Danda Asana |
Danda means Stick. Danda Asana aims at giving the right posture to the backbone. In this Asana you sit up with legs stretched and joined together and hands by the side of body to have a good body posture.
TECHNIQUE
TECHNIQUE
Sit straight with both legs stretched.
Keep your hands either crossed or by the sides or on the knees with palms down.
Keep the legs together.
Balance the weight of the body on both hips.
Be careful that spinal cord in not buried under the seat muscles.
Put thighs, knees, ankles and big toe together.
Be careful that back is not hunched, shoulder should be relaxed.
Make sure that weight is on the hip bone and not on muscles.
Duration is 10 seconds to 1 minute.
A variation of this Asana is sitting on chair by lifting the legs straight up against gravity and staying there.

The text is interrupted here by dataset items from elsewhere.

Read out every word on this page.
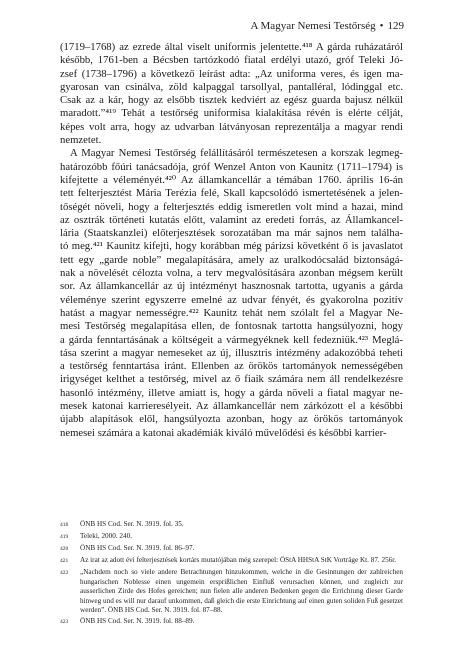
A Magyar Nemesi Testőrség • 129
(1719–1768) az ezrede által viselt uniformis jelentette.⁴¹⁸ A gárda ruházatáról
később, 1761-ben a Bécsben tartózkodó fiatal erdélyi utazó, gróf Teleki Jó-
zsef (1738–1796) a következő leírást adta: „Az uniforma veres, és igen ma-
gyarosan van csinálva, zöld kalpaggal tarsollyal, pantalléral, lódinggal etc.
Csak az a kár, hogy az elsőbb tisztek kedviért az egész guarda bajusz nélkül
maradott.”⁴¹⁹ Tehát a testőrség uniformisa kialakítása révén is elérte célját,
képes volt arra, hogy az udvarban látványosan reprezentálja a magyar rendi
nemzetet.
A Magyar Nemesi Testőrség felállításáról természetesen a korszak legmeg-
határozóbb főúri tanácsadója, gróf Wenzel Anton von Kaunitz (1711–1794) is
kifejtette a véleményét.⁴²⁰ Az államkancellár a témában 1760. április 16-án
tett felterjesztést Mária Teréziа felé, Skall kapcsolódó ismertetésének a jelen-
tőségét növeli, hogy a felterjesztés eddig ismeretlen volt mind a hazai, mind
az osztrák történeti kutatás előtt, valamint az eredeti forrás, az Államkancel-
lária (Staatskanzlei) előterjesztések sorozatában ma már sajnos nem találha-
tó meg.⁴²¹ Kaunitz kifejti, hogy korábban még párizsi követként ő is javaslatot
tett egy „garde noble” megalapítására, amely az uralkodócsalád biztonságá-
nak a növelését célozta volna, a terv megvalósítására azonban mégsem került
sor. Az államkancellár az új intézményt hasznosnak tartotta, ugyanis a gárda
véleménye szerint egyszerre emelné az udvar fényét, és gyakorolna pozitív
hatást a magyar nemességre.⁴²² Kaunitz tehát nem szólalt fel a Magyar Ne-
mesi Testőrség megalapítása ellen, de fontosnak tartotta hangsúlyozni, hogy
a gárda fenntartásának a költségeit a vármegyéknek kell fedezniük.⁴²³ Meglá-
tása szerint a magyar nemeseket az új, illusztris intézmény adakozóbbá teheti
a testőrség fenntartása iránt. Ellenben az örökös tartományok nemességében
irigységet kelthet a testőrség, mivel az ő fiaik számára nem áll rendelkezésre
hasonló intézmény, illetve amiatt is, hogy a gárda növeli a fiatal magyar ne-
mesek katonai karrieresélyeit. Az államkancellár nem zárkózott el a későbbi
újabb alapítások elől, hangsúlyozta azonban, hogy az örökös tartományok
nemesei számára a katonai akadémiák kiváló művelődési és későbbi karrier-
418	ÖNB HS Cod. Ser. N. 3919. fol. 35.
419	Teleki, 2000. 240.
420	ÖNB HS Cod. Ser. N. 3919. fol. 86–97.
421	Az irat az adott évi felterjesztések kortárs mutatójában még szerepel: ÖStA HHStA StK Vorträge Kt. 87. 256r.
422	„Nachdem noch so viele andere Betrachtungen hinzukommen, welche in die Gesinnungen der zahlreichen hungarischen Noblesse einen ungemein ersprißlichen Einfluß verursachen können, und zugleich zur ausserlichen Zirde des Hofes gereichen; nun fielen alle anderen Bedenken gegen die Errichtung dieser Garde hinweg und es will nur darauf unkommen, daß gleich die erste Einrichtung auf einen guten soliden Fuß gesetzet werden”. ÖNB HS Cod. Ser. N. 3919. fol. 87–88.
423	ÖNB HS Cod. Ser. N. 3919. fol. 88–89.
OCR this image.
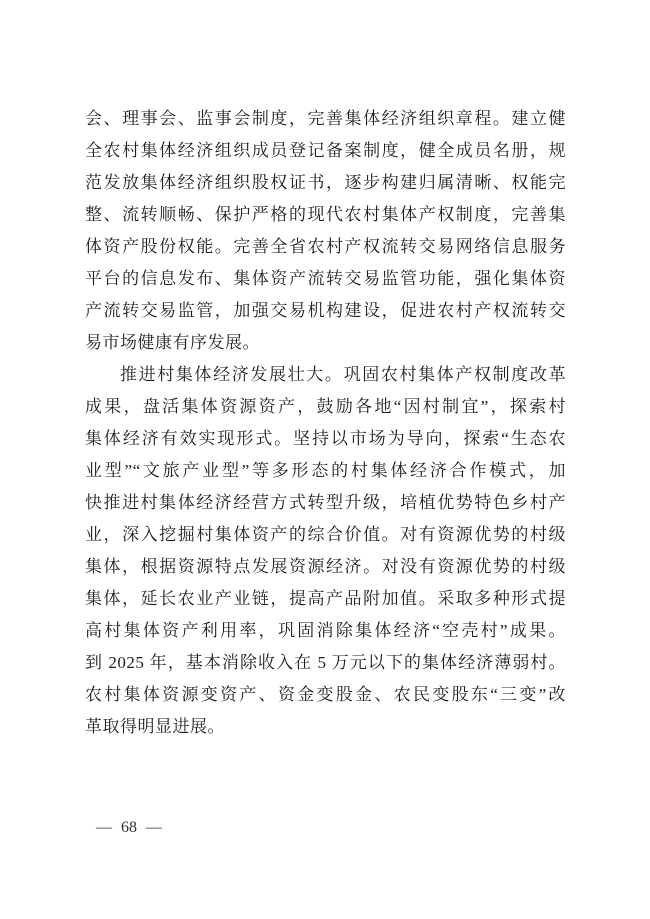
会、理事会、监事会制度，完善集体经济组织章程。建立健
全农村集体经济组织成员登记备案制度，健全成员名册，规
范发放集体经济组织股权证书，逐步构建归属清晰、权能完
整、流转顺畅、保护严格的现代农村集体产权制度，完善集
体资产股份权能。完善全省农村产权流转交易网络信息服务
平台的信息发布、集体资产流转交易监管功能，强化集体资
产流转交易监管，加强交易机构建设，促进农村产权流转交
易市场健康有序发展。
推进村集体经济发展壮大。巩固农村集体产权制度改革
成果，盘活集体资源资产，鼓励各地“因村制宜”，探索村
集体经济有效实现形式。坚持以市场为导向，探索“生态农
业型”“文旅产业型”等多形态的村集体经济合作模式，加
快推进村集体经济经营方式转型升级，培植优势特色乡村产
业，深入挖掘村集体资产的综合价值。对有资源优势的村级
集体，根据资源特点发展资源经济。对没有资源优势的村级
集体，延长农业产业链，提高产品附加值。采取多种形式提
高村集体资产利用率，巩固消除集体经济“空壳村”成果。
到 2025 年，基本消除收入在 5 万元以下的集体经济薄弱村。
农村集体资源变资产、资金变股金、农民变股东“三变”改
革取得明显进展。
— 68 —
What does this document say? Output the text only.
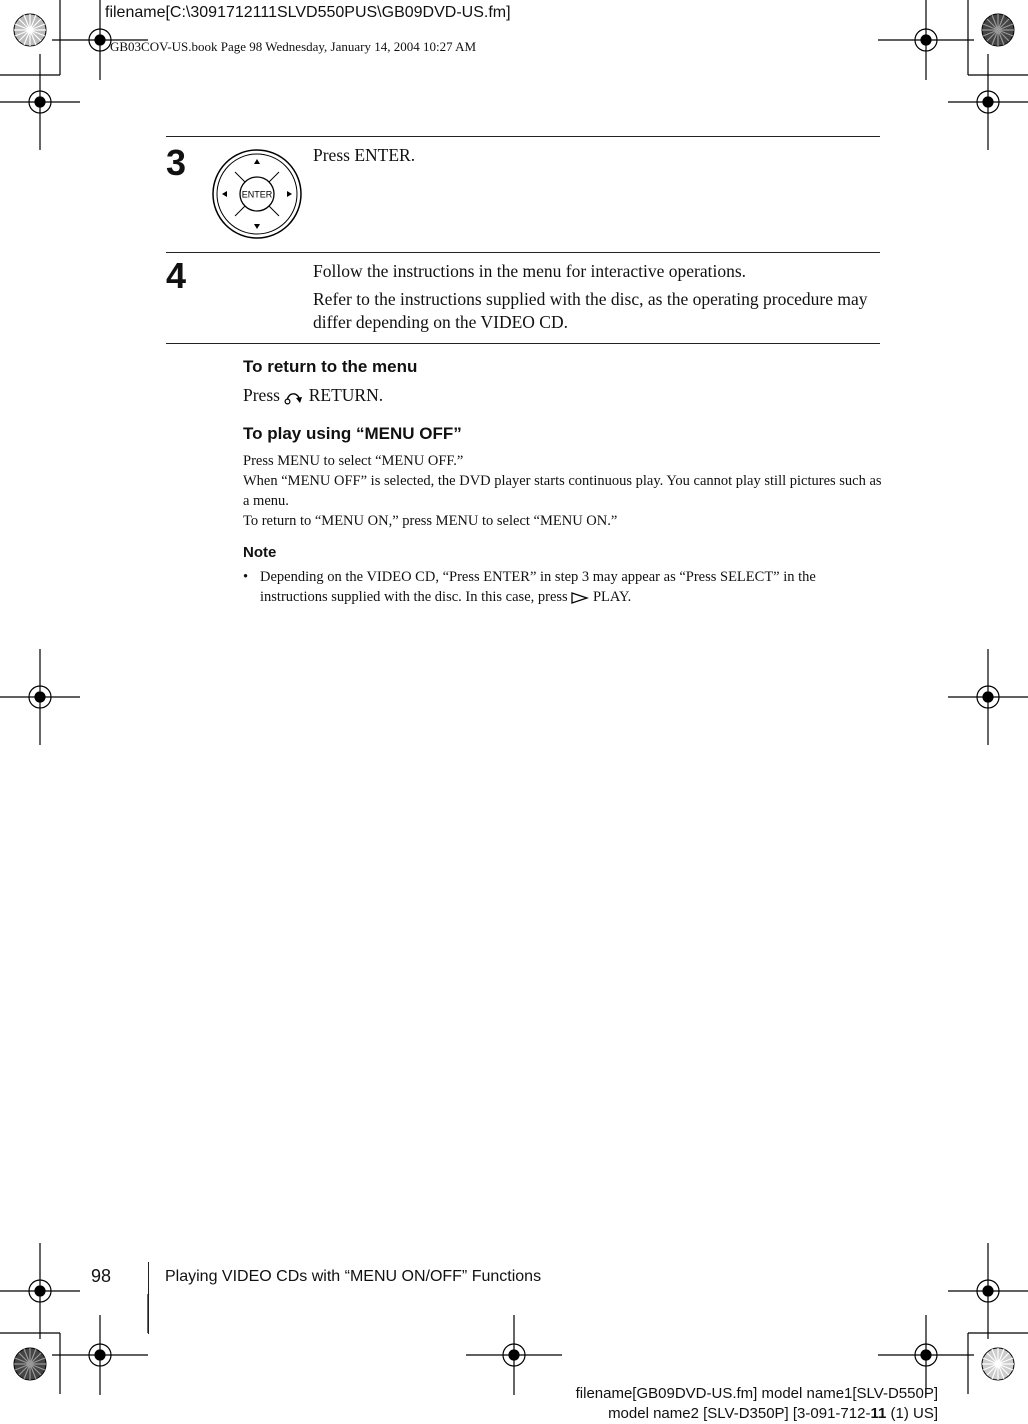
filename[C:\3091712111SLVD550PUS\GB09DVD-US.fm]
GB03COV-US.book Page 98 Wednesday, January 14, 2004 10:27 AM
3
ENTER
Press ENTER.
4	Follow the instructions in the menu for interactive operations.
Refer to the instructions supplied with the disc, as the operating procedure may differ depending on the VIDEO CD.
To return to the menu
Press  RETURN.
To play using “MENU OFF”
Press MENU to select “MENU OFF.”
When “MENU OFF” is selected, the DVD player starts continuous play. You cannot play still pictures such as a menu.
To return to “MENU ON,” press MENU to select “MENU ON.”
Note
• Depending on the VIDEO CD, “Press ENTER” in step 3 may appear as “Press SELECT” in the instructions supplied with the disc. In this case, press  PLAY.
98	Playing VIDEO CDs with “MENU ON/OFF” Functions
filename[GB09DVD-US.fm] model name1[SLV-D550P]
model name2 [SLV-D350P] [3-091-712-11 (1) US]
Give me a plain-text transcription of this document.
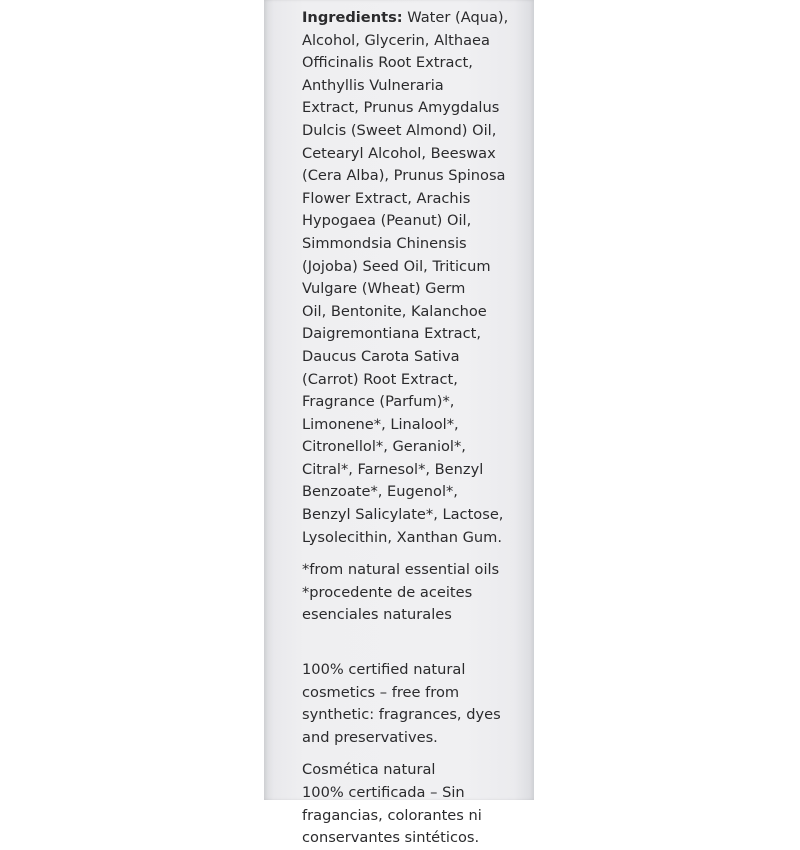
Ingredients: Water (Aqua),

Alcohol, Glycerin, Althaea

Officinalis Root Extract,

Anthyllis Vulneraria

Extract, Prunus Amygdalus

Dulcis (Sweet Almond) Oil,

Cetearyl Alcohol, Beeswax

(Cera Alba), Prunus Spinosa

Flower Extract, Arachis

Hypogaea (Peanut) Oil,

Simmondsia Chinensis

(Jojoba) Seed Oil, Triticum

Vulgare (Wheat) Germ

Oil, Bentonite, Kalanchoe

Daigremontiana Extract,

Daucus Carota Sativa

(Carrot) Root Extract,

Fragrance (Parfum)*,

Limonene*, Linalool*,

Citronellol*, Geraniol*,

Citral*, Farnesol*, Benzyl

Benzoate*, Eugenol*,

Benzyl Salicylate*, Lactose,

Lysolecithin, Xanthan Gum.

*from natural essential oils

*procedente de aceites

esenciales naturales

100% certified natural

cosmetics – free from

synthetic: fragrances, dyes

and preservatives.

Cosmética natural

100% certificada – Sin

fragancias, colorantes ni

conservantes sintéticos.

Keep the legs together by pressing the sides of thighs with hands.
Another variation is sitting by the back support with wall to keep spine straight.
BENEFITS
BENEFITS
It gives posture correction.
It tones up the abdominal and thigh muscles.
It massages and tones the reproductive and excretory system.
This Asana works on the pelvic region and strengthens the hip joints.
It tones up the prolapsed abdomen and prolapsed uterus.
It improves balance.
It makes the mental faculties alert.
It activates the Samaan Vaayu and maintains Vyana Vaayu and Apaan Vaayu.
It checks the loss of prana through excretory and reproductive organs by balancing the Apaan Vaayu.
It pushes prana in Sushmana Nadhi through natural Moolabandha i. e. anal lock.
It activates the Mooldhara Chakra and Swadhisthana Chakra which gives a sense of balance and security to the performer.